With a jangle of sunny Pixies harmonies, a brush with Buzzcocks, and the cuteness of Camera Obscura, The Spook School will be giving a lesson in the welcoming confines of the West Hill Hall.
Formed in 2012 whilst studying at the University of Edinburgh (with two band members recruited from the Uni’s comedy circuit), their evolution to indie darlings of the queer crowd has blossomed alongside lead singer Nye Todd’s own acceptance of his identity. He has been undergoing gender transition throughout the course of the band’s lifetime, a process that becomes evident in the differing vocals of their full-length offerings thus far; 2013’s ‘Dress Up’ and 2015’s ‘Try To Be Hopeful’.

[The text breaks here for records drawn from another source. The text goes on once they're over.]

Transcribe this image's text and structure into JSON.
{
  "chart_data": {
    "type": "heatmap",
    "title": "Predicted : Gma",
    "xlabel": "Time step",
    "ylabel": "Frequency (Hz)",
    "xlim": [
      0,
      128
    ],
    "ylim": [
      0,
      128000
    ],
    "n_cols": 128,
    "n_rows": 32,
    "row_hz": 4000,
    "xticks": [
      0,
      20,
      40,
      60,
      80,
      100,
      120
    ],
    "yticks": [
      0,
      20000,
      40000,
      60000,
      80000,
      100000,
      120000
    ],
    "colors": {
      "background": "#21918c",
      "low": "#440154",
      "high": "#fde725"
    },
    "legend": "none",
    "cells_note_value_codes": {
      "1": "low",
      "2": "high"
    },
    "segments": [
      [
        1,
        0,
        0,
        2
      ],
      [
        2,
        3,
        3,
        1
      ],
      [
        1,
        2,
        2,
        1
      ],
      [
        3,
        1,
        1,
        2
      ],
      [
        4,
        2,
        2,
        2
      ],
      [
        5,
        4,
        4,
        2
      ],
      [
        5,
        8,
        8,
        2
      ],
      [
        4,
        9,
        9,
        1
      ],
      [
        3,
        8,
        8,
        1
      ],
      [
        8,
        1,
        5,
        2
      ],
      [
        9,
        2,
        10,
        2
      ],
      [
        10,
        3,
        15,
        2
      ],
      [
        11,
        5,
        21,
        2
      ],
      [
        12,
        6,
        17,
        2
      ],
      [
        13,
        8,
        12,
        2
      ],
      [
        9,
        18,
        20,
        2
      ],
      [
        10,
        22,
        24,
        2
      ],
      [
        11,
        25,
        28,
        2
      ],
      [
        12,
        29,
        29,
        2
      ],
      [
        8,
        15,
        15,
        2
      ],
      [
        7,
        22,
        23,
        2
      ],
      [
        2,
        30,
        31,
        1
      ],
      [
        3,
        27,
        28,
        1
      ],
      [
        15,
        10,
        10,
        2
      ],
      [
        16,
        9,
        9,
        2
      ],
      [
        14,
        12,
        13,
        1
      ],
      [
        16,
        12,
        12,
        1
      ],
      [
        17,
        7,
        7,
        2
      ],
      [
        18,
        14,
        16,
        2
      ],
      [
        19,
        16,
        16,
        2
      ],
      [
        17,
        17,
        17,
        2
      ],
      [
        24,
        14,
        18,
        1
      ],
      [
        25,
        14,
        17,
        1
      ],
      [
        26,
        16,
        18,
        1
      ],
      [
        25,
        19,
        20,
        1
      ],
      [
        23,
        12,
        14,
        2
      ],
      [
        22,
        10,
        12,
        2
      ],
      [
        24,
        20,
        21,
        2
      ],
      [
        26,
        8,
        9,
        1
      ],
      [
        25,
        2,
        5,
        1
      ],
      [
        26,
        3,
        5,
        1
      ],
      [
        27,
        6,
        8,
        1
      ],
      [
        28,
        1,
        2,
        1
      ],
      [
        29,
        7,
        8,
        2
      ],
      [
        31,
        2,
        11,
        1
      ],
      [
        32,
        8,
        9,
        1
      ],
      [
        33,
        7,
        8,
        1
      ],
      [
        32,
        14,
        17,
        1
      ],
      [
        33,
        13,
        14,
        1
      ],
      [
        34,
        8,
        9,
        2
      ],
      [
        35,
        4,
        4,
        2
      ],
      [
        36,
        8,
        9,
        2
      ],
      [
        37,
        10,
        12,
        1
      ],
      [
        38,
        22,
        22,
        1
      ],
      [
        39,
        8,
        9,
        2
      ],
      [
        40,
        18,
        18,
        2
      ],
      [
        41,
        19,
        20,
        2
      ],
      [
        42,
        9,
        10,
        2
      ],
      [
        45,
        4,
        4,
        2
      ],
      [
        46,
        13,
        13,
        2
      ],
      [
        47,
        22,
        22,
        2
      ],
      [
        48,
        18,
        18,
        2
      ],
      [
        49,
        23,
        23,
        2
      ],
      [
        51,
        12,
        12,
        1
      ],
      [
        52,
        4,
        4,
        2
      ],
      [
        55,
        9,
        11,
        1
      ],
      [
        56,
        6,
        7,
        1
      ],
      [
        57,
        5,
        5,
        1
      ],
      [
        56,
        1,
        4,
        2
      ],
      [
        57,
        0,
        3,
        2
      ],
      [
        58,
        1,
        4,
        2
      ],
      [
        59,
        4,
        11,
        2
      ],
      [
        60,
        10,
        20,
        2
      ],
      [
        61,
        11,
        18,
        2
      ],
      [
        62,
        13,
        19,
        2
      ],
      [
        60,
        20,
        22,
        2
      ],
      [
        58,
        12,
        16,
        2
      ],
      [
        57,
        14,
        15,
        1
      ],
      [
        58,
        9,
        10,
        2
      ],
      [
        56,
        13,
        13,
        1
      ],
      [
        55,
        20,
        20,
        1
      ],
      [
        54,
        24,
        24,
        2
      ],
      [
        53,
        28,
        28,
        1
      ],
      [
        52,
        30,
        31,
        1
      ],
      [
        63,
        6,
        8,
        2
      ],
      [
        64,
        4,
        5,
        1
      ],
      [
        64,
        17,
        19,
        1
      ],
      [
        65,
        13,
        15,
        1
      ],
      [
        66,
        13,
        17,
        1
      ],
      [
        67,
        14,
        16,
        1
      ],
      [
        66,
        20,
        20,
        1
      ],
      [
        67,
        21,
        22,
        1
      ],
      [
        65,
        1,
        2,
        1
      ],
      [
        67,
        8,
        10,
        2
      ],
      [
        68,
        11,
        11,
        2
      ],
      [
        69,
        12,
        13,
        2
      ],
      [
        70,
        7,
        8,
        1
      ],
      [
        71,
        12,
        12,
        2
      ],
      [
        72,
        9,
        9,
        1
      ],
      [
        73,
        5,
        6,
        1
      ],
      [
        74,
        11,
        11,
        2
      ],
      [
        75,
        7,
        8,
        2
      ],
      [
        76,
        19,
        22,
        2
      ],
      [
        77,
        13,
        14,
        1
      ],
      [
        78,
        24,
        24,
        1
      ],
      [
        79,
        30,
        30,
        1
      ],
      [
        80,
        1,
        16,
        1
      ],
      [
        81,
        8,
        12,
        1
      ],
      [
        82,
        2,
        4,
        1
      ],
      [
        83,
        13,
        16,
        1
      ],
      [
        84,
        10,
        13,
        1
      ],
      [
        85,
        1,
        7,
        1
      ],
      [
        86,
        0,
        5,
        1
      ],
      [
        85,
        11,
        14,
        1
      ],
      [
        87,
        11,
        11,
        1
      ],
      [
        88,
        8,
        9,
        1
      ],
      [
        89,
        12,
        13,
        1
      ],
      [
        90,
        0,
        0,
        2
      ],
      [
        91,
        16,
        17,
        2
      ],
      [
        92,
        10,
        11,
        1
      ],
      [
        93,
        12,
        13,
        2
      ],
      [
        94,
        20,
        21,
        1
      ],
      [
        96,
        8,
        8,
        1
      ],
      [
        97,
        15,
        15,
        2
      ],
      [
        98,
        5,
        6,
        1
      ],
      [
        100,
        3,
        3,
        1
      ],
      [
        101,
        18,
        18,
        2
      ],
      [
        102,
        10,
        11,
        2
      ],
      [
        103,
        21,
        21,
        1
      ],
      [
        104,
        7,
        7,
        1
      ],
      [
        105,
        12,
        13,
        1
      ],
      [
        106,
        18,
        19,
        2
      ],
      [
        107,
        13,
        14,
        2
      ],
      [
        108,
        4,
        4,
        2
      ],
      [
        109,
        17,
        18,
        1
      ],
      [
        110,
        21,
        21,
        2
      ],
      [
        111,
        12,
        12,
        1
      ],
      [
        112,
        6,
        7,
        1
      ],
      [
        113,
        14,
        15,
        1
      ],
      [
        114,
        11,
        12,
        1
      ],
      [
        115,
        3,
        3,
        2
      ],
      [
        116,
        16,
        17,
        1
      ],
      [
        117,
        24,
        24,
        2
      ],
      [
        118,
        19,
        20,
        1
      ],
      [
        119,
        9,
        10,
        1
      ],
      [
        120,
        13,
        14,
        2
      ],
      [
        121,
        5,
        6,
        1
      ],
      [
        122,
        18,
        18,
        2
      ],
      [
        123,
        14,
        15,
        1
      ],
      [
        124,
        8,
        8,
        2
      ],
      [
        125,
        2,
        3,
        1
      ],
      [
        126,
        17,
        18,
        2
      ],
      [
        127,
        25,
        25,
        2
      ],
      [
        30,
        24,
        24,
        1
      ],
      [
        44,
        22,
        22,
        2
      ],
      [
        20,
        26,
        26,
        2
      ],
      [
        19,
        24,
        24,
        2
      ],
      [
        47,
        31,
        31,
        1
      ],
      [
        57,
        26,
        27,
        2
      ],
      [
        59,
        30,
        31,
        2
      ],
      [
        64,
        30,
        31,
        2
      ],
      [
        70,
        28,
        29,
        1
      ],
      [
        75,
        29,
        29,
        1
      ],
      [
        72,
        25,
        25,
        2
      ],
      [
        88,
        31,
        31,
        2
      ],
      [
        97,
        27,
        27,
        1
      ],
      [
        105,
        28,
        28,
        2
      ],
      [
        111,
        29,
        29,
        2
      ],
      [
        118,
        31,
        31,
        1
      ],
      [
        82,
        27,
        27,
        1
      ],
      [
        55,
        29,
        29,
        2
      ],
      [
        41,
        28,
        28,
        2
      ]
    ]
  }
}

‘Try to be hopeful’ is the band’s mantra. The community hub that is the West Hill Hall is an ideal setting for such inclusive, infectious optimism (to be invigorated by the BYOB policy, no doubt). Like a hand-poked tattoo of de rigueur millennial declaration of self-love, The Spook School drum in messages of acceptance, that everything will be okay in the end (with song titles such as ‘Burn Masculinity’, ‘Binary’, and ‘Are You Who You Think You Are?’ it wouldn’t take Sherlock to detect a theme here). Which they do minus the artifice and in-your-faceness of avante garde electro, or the shrieking pomposity of lipstick-smeared, platform-booted guitar-fumbling glam trash. Fear not, for these indie anthems for confused youth will still get your heart pogoing.
If you prefer Queer As Folk to RuPaul’s Drag Race and sipping tea to snorting coke, you’ll quickly warm to the beams of joy radiating from The Spook School.